China Galaxy Securities released a research report stating that on January 30th, former Federal Reserve Governor Kevin Warsh was nominated by Trump to be the next Fed Chair, pending Senate approval. The firm indicated that a "change in Fed leadership" should not be automatically equated with a major inflection point in market trends; how the policies affect the fundamentals of the US economy remains the cornerstone of US dollar pricing. A Federal Reserve led by Warsh could initiate a profound transformation in the central bank's role: shifting from a deeply involved "backstop" providing market support post-financial crisis towards a more traditional, rule-based, and disciplined "institutional anchor." The US dollar is expected to strengthen in the short term but exhibit a "slow bear" pattern long-term. US Treasury yields are projected to rise in the near term, putting pressure on prices; medium to long-term, if policy credibility is established, long-term inflation expectations could anchor around 2%. Global equity markets may face short-term pressure, while US stocks are expected to experience disruption before stabilization over the long run. The core logic supporting a medium to long-term bull market for gold remains solid, central bank gold purchases are anticipated to continue increasing, and any flaws in US dollar credibility could accelerate the construction of a multipolar global reserve system. The main views of China Galaxy Securities are as follows:
Why Trump Nominated Warsh: The nomination of former Fed Governor Kevin Warsh on January 30th is not merely a routine personnel change but signals a defense of the US dollar, aiming to uphold the credibility of US dollar and Treasury debt. The market reacted immediately, with the US dollar index rising 1 percent that day.
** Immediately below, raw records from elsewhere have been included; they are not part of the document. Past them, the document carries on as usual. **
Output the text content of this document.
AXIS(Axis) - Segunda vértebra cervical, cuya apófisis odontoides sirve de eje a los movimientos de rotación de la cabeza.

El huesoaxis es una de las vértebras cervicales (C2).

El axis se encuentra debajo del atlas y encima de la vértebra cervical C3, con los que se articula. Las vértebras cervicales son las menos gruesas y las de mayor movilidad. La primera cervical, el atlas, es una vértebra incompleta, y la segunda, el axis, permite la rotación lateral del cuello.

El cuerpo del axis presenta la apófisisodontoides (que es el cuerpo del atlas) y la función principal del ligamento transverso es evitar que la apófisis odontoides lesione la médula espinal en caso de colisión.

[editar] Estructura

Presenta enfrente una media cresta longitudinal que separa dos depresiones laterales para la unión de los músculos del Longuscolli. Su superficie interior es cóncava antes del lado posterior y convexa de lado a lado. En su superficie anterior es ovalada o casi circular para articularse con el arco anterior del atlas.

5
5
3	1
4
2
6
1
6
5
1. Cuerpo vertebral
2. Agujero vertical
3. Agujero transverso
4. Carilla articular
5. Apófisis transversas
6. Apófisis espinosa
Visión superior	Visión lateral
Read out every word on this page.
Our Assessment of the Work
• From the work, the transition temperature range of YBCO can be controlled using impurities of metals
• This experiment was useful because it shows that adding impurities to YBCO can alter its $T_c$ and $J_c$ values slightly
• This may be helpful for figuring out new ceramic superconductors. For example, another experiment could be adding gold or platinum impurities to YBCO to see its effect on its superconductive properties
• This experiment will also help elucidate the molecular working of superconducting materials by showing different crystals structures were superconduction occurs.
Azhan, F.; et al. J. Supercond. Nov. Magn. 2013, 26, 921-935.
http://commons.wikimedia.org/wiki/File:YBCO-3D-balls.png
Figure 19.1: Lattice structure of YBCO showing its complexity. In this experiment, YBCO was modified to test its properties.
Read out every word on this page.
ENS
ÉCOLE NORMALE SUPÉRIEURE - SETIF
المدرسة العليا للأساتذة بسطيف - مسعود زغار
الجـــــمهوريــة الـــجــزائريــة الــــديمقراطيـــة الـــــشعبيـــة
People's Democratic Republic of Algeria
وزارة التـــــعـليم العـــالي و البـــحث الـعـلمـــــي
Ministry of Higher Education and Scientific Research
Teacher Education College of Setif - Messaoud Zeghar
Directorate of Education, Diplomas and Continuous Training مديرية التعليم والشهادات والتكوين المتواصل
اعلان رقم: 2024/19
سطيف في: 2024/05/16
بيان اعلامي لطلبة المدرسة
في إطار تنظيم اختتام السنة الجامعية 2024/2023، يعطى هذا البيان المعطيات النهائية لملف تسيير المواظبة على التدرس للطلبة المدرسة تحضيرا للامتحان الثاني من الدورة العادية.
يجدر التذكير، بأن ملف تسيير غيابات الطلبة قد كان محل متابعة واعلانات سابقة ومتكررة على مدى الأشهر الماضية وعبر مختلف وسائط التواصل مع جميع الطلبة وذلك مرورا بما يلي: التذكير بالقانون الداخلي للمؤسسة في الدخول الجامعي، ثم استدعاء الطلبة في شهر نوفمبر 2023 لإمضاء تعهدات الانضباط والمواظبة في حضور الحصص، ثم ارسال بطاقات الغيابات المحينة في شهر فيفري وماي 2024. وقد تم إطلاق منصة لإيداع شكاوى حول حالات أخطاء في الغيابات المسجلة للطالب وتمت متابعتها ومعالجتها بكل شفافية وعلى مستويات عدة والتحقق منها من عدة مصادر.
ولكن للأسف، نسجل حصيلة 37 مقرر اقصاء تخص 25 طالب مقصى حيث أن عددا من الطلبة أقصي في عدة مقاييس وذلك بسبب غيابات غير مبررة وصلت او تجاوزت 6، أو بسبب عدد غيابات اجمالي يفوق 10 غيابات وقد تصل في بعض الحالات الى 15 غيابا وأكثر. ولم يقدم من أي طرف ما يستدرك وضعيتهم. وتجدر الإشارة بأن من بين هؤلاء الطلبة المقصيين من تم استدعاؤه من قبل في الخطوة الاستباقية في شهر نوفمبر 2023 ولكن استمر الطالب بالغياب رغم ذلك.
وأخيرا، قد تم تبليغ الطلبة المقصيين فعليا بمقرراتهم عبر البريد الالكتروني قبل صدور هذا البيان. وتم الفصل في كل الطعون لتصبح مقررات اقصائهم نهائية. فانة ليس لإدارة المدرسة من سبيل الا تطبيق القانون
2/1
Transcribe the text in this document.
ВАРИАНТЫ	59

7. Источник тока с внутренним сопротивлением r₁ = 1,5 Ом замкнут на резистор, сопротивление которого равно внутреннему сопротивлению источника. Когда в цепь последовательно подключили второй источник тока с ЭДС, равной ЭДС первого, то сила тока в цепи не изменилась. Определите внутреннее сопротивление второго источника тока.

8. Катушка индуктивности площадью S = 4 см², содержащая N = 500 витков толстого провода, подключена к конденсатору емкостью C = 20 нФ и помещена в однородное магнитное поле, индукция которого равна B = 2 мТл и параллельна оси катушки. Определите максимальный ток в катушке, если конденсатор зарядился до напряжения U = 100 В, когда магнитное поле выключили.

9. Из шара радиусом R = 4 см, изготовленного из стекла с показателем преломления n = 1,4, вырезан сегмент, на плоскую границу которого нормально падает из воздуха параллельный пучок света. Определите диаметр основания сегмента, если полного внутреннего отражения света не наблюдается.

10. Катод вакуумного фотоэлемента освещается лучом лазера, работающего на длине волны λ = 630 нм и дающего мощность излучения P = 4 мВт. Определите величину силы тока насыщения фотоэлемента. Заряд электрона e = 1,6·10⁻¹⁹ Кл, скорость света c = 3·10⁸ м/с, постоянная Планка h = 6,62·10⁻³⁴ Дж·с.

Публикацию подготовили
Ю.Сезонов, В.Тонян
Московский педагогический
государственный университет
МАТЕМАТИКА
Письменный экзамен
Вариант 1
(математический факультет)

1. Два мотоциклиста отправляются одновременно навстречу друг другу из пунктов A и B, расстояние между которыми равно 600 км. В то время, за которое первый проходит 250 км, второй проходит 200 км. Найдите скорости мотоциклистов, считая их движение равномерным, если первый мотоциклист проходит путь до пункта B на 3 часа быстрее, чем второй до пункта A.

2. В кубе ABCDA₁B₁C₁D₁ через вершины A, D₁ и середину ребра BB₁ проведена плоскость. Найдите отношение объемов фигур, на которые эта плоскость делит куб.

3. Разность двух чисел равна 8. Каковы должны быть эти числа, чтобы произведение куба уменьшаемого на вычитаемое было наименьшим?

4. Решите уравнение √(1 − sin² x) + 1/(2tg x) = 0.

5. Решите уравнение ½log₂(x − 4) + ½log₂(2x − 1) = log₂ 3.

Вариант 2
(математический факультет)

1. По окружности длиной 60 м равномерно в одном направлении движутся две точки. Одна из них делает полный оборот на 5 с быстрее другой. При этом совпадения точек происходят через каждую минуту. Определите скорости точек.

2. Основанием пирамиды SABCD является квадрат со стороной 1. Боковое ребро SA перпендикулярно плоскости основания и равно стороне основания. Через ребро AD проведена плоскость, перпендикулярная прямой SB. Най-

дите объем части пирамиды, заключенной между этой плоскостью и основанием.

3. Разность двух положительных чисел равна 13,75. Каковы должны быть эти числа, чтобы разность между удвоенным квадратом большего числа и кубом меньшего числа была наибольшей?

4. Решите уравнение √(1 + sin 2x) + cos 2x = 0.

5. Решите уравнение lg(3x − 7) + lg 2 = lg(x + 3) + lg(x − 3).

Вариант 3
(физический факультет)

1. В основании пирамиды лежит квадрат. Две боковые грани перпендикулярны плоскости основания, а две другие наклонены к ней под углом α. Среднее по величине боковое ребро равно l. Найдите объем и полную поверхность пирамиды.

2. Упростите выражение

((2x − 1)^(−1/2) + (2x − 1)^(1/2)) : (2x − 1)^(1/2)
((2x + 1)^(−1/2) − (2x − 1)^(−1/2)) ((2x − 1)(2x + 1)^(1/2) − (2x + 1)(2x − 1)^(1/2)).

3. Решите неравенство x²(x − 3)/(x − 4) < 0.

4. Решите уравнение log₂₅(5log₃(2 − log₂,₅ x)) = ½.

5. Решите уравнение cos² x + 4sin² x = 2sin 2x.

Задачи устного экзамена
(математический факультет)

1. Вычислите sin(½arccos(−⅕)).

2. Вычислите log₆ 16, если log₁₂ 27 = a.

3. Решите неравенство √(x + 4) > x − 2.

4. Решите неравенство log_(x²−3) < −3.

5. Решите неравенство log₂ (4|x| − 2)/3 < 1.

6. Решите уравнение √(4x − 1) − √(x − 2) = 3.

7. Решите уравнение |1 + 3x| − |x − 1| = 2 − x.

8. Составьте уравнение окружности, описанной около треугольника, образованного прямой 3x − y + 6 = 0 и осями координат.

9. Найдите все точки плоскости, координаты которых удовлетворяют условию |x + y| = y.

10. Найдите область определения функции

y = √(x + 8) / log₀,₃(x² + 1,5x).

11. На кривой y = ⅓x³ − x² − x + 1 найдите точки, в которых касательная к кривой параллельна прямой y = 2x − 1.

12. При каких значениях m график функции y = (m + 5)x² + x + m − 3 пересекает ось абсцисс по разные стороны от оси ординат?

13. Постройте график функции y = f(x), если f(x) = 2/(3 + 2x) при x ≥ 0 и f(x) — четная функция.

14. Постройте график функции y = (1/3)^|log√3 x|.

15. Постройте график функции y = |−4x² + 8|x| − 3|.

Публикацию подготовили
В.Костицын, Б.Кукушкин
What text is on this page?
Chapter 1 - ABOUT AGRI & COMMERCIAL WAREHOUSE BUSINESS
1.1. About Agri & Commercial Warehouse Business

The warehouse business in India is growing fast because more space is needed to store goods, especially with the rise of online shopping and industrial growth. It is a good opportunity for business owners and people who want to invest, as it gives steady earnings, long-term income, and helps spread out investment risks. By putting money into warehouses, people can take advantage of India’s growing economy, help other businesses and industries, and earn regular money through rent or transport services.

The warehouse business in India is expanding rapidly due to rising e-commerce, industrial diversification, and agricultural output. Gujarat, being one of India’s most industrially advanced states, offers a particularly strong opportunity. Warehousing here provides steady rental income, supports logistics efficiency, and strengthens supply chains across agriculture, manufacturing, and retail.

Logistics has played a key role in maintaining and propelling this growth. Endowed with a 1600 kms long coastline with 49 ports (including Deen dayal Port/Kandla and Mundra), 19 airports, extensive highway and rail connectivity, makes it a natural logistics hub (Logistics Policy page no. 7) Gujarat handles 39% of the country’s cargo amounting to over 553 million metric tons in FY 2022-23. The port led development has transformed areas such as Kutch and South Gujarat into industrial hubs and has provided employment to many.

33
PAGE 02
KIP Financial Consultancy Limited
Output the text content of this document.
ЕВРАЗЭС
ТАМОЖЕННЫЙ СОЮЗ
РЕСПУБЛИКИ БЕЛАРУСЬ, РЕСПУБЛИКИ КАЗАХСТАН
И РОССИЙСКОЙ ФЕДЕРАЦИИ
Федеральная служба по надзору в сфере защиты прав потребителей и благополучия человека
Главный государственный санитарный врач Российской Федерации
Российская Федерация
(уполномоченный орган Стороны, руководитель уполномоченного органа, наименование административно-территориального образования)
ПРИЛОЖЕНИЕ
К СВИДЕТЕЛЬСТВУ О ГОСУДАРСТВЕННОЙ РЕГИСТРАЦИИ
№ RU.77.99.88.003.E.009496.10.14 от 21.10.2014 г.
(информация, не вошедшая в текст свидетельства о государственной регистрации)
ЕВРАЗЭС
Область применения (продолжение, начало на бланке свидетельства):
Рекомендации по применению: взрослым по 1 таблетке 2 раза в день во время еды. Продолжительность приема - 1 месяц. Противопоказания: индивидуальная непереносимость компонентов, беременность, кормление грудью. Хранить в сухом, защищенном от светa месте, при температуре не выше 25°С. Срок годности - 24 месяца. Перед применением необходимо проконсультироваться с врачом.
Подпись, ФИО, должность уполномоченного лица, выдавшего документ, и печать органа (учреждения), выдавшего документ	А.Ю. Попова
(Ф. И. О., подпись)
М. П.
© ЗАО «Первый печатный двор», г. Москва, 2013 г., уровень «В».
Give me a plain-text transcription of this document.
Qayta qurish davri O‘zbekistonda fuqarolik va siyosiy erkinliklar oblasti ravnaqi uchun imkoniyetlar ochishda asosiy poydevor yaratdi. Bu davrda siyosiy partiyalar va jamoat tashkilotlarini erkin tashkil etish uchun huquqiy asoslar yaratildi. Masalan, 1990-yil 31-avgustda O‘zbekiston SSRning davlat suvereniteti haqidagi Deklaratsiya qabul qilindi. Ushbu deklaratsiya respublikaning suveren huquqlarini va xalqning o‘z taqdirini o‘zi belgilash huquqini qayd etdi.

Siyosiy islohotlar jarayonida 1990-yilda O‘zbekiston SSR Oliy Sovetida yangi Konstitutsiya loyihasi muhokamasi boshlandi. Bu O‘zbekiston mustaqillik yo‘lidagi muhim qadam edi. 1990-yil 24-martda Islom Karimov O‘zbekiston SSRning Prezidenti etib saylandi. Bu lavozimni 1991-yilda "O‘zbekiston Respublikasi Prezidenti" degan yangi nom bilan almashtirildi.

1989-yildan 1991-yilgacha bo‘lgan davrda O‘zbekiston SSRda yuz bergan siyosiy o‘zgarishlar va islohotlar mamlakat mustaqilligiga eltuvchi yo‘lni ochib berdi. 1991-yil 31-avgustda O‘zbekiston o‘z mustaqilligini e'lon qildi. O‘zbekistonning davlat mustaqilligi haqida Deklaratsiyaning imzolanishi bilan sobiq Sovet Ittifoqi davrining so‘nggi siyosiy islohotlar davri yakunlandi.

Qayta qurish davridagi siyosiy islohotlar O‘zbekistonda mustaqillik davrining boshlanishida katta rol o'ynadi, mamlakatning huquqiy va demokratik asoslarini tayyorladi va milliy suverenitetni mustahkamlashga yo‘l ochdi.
The nomination is currently stalled at the Senate committee stage.
Warsh's Monetary Policy Views: Warsh is one of the clearest critics of the Fed's current path. His criticisms address both short-term policy decisions, such as persisting with quantitative tightening (QT) during market turbulence and the late-2018 rate hikes, as well as the September 2024 50-basis-point rate cut. They also encompass long-term considerations about the central bank, including institutional drift and the Fed's failure to fully meet its statutory mandate for price stability. He argues that frequent changes in the Fed's metrics, including its preferred inflation gauge, undermine the institution's stature. Warsh has also questioned many aspects of how the Fed formulates and communicates monetary policy, including the mistaken belief that "monetary policy has nothing to do with money." He criticizes the disconnection of "black box DSGE models from reality," stating the Fed over-relies on data and lacks forward-looking vision. Warsh emphasizes monetary policy credibility, favors balance sheet reduction and normalization, and strongly opposes unlimited QE.
Warsh's Proposed Fed Reforms: Regarding the Fed's future, Warsh advocates for revival through revolution—preserving the core framework while correcting past policy errors. The core focus is on reducing the balance sheet and curbing inflation, which could, in turn, create room for lowering interest rates. On fiscal and monetary coordination, Warsh stresses that the Fed and Treasury must fulfill their respective responsibilities. He calls for a re-examination of the 1951 Treasury-Fed Accord, which delineates the Fed's role in managing interest rates and the Treasury's role in managing fiscal accounts. Regarding Fed independence, Warsh emphasizes that the Fed's over-expanded functions weaken its monetary policy independence.
Impact on Interest Rates: From a macro perspective, a change in Fed leadership provides a test of the Fed's independence and the credibility of its commitment to achieving its inflation target. If Warsh assumes the role, political pressure could emerge if a loss of central bank independence forces the Fed to maintain key rates at excessively low levels. In terms of policy decisions, Warsh leans towards a "hawkish balancing act" and a "tighten first, ease later" monetary policy path. The essence of the "Warsh dilemma" involves promoting a reduction in reserve requirements and transitioning from an "ample reserves framework" to a "scarce reserves framework"—a significant financial regulatory reform. The anticipated monetary policy path involves gradual, cautious rate cuts, potentially starting with a first cut in June-July, followed by an observation period of 1-2 quarters. If inflation shows no rebound, a second cut could occur in the second half or by year-end, totaling two 25-basis-point cuts for the year.
Impact on Major Asset Classes: A "Fed leadership change" should not be automatically seen as a major market trend inflection point; the impact of policies on US economic fundamentals is key for dollar valuation. A Warsh-led Fed might initiate a deep shift in the central bank's role: from a deeply involved post-crisis "backstop" to a more traditional, rules-based "institutional anchor." The US dollar is expected to strengthen short-term but enter a "slow bear" pattern long-term. US Treasury yields may rise near-term, pressuring prices; medium to long-term, credible policy could anchor long-term inflation expectations near 2%. Global equities face short-term pressure, while US stocks may decline before recovering long-term. Gold's medium to long-term bull market thesis remains firm, central bank buying is likely to persist, and any US dollar credibility issues may hasten a multipolar reserve system.
Risk Warning: Uncertainty regarding overseas interest rate cuts; Uncertainty surrounding new Trump administration policies; Geopolitical disruption risks; Unstable market sentiment risks; Risk that domestic policy implementation effects fall short of expectations.